Survey of MSJ
Mathematics in the advanced information age
President of MSJMotoko Kotani
The Mathematical Society of Japan (MSJ), founded in 1877, is one of the oldest scientific societies in the world. Currently, the MSJ has around 5000 individual and institutional members and conducts various activities to promote mathematical researches and education, thereby contributing to science and culture in Japan. The society annually organizes several conferences such as the Spring Meetings and Autumn Meetings, the Takagi Lectures and the MSJ-Seasonal Institutes; publishes journals and books; awards the MSJ Prizes; and holds public lectures and seminars for general audience. As a group of professionals with mathematical expertise, the MSJ has been making policy proposals to the government in order to improve national education and research environment in mathematical sciences. The year 2015 is the hundredth anniversary year of the births of Dr. Kunihiko Kodaira and Dr. Kiyoshi Ito, which the MSJ is celebrating by organizing conferences and open lectures.
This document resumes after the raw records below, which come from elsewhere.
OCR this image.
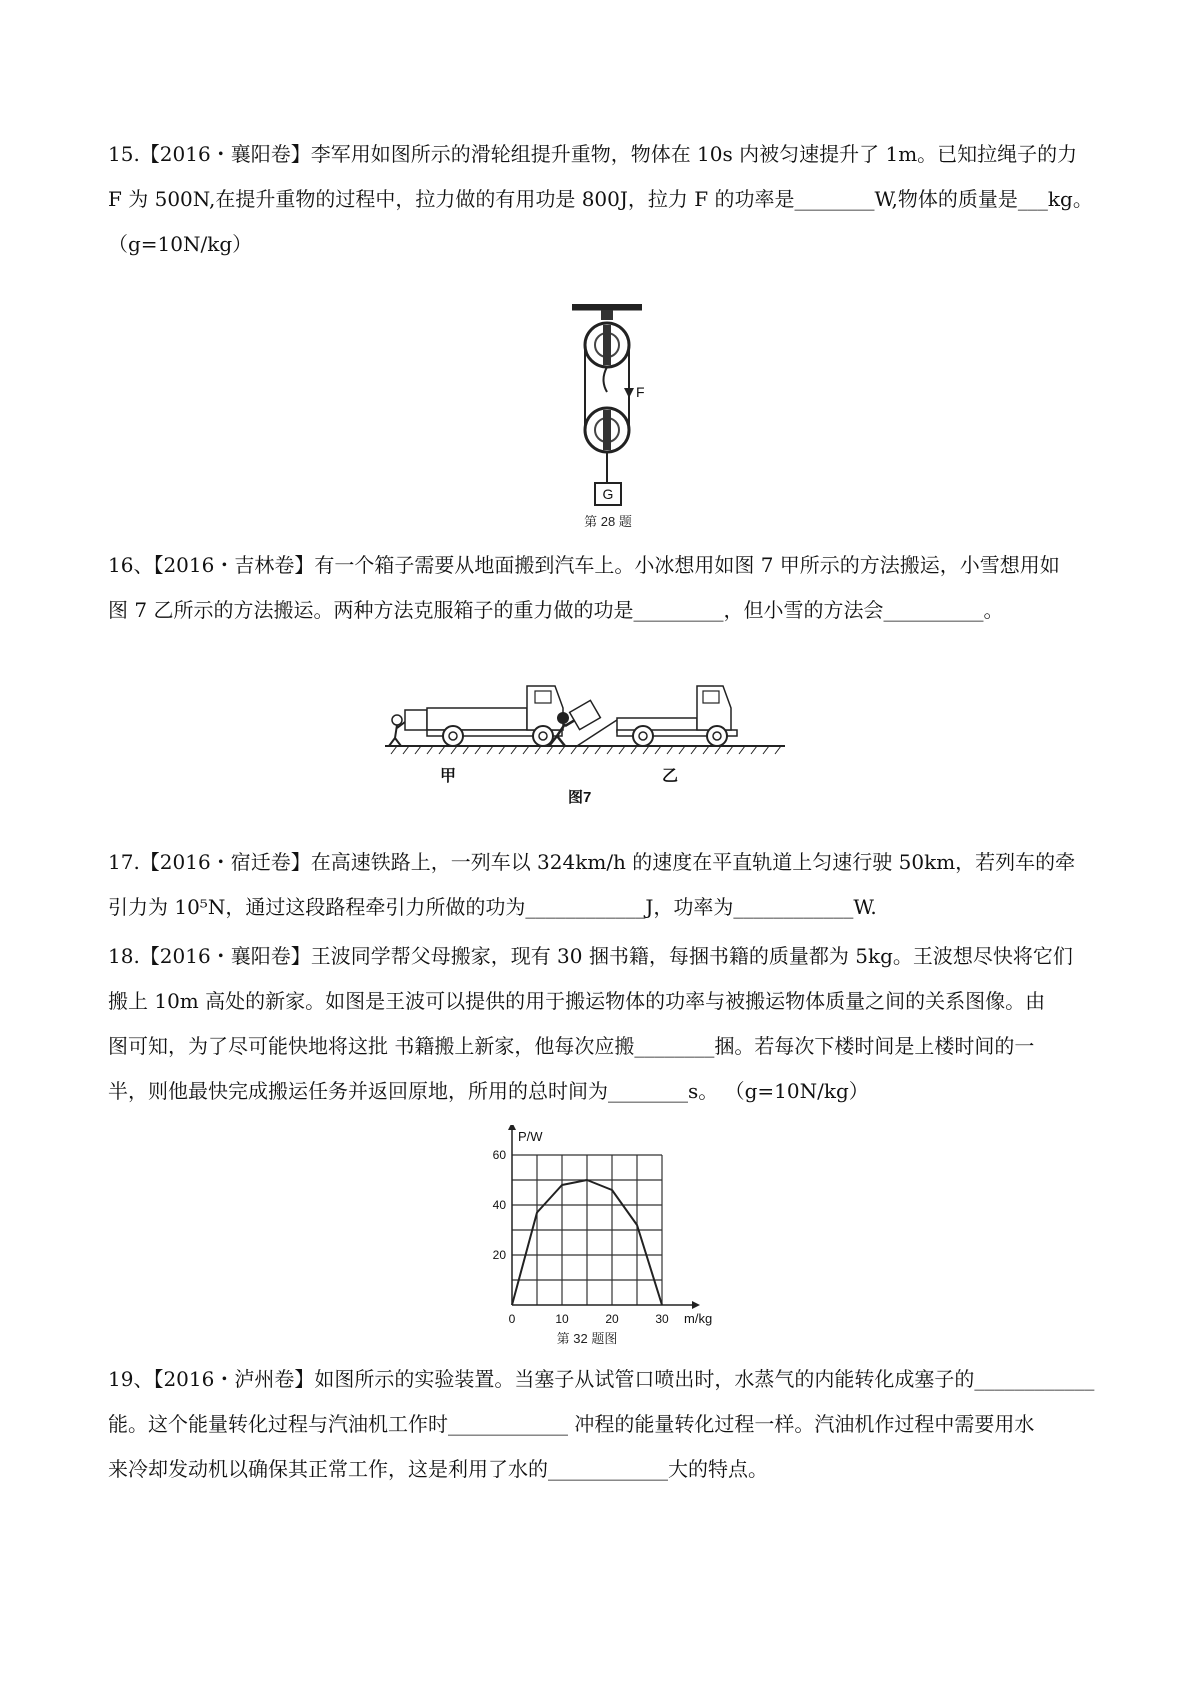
15.【2016・襄阳卷】李军用如图所示的滑轮组提升重物，物体在 10s 内被匀速提升了 1m。已知拉绳子的力

F 为 500N,在提升重物的过程中，拉力做的有用功是 800J，拉力 F 的功率是________W,物体的质量是___kg。

（g=10N/kg）

F
G
第 28 题

16、【2016・吉林卷】有一个箱子需要从地面搬到汽车上。小冰想用如图 7 甲所示的方法搬运，小雪想用如

图 7 乙所示的方法搬运。两种方法克服箱子的重力做的功是_________，但小雪的方法会__________。

甲	乙
图7

17.【2016・宿迁卷】在高速铁路上，一列车以 324km/h 的速度在平直轨道上匀速行驶 50km，若列车的牵

引力为 10⁵N，通过这段路程牵引力所做的功为____________J，功率为____________W.

18.【2016・襄阳卷】王波同学帮父母搬家，现有 30 捆书籍，每捆书籍的质量都为 5kg。王波想尽快将它们

搬上 10m 高处的新家。如图是王波可以提供的用于搬运物体的功率与被搬运物体质量之间的关系图像。由

图可知，为了尽可能快地将这批 书籍搬上新家，他每次应搬________捆。若每次下楼时间是上楼时间的一

半，则他最快完成搬运任务并返回原地，所用的总时间为________s。 （g=10N/kg）

0	10	20	30
20
40
60
m/kg
P/W
第 32 题图

19、【2016・泸州卷】如图所示的实验装置。当塞子从试管口喷出时，水蒸气的内能转化成塞子的____________

能。这个能量转化过程与汽油机工作时____________ 冲程的能量转化过程一样。汽油机作过程中需要用水

来冷却发动机以确保其正常工作，这是利用了水的____________大的特点。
The MSJ is also committed to global agenda through its international activities. For example we organize international joint meetings based on partnership agreements with the Korean Mathematical Society and the Taiwanese Mathematical Society and we actively participate in international conferences such as the International Congress of Mathematicians (ICM) and the Asian Mathematical Conference (AMC). On top of that, Dr. Shigefumi Mori, a member of the MSJ, was elected at the International Mathematical Union (IMU) as the first president ever from the Asian countries and regions.
Our life is now drastically changing in the midst of the “fourth industrial revolution” realized by high-performance computers and the internet, which speedily process and distribute data vast in quantity and complex in quality. We anticipate that mathematics is going to play a far more important and crucial role in this complex digital society than in the traditional analog society, where mathematics has always contributed by providing the common language of science and technology. Wide range of pure and applied mathematics will be applied to various stages in our life to analyze phenomena, control data, and assess information. Accordingly the MSJ will try to maintain full diversity of mathematical researches at academic institutions to cope with diversified demands. On the other hand, the bigger role of mathematics in society entails higher degree of responsibility and accountability of mathematicians. The MSJ will not only promote academic research in mathematics/mathematical science but also be engaged in the dissemination of mathematical literacy to help citizens precisely understand science and technology, properly process information and correctly assess risks in their life.
Finally, on behalf of the Mathematical Society of Japan, I thank all of you who have constantly supported mathematics, and ask you to continue encouraging our activities.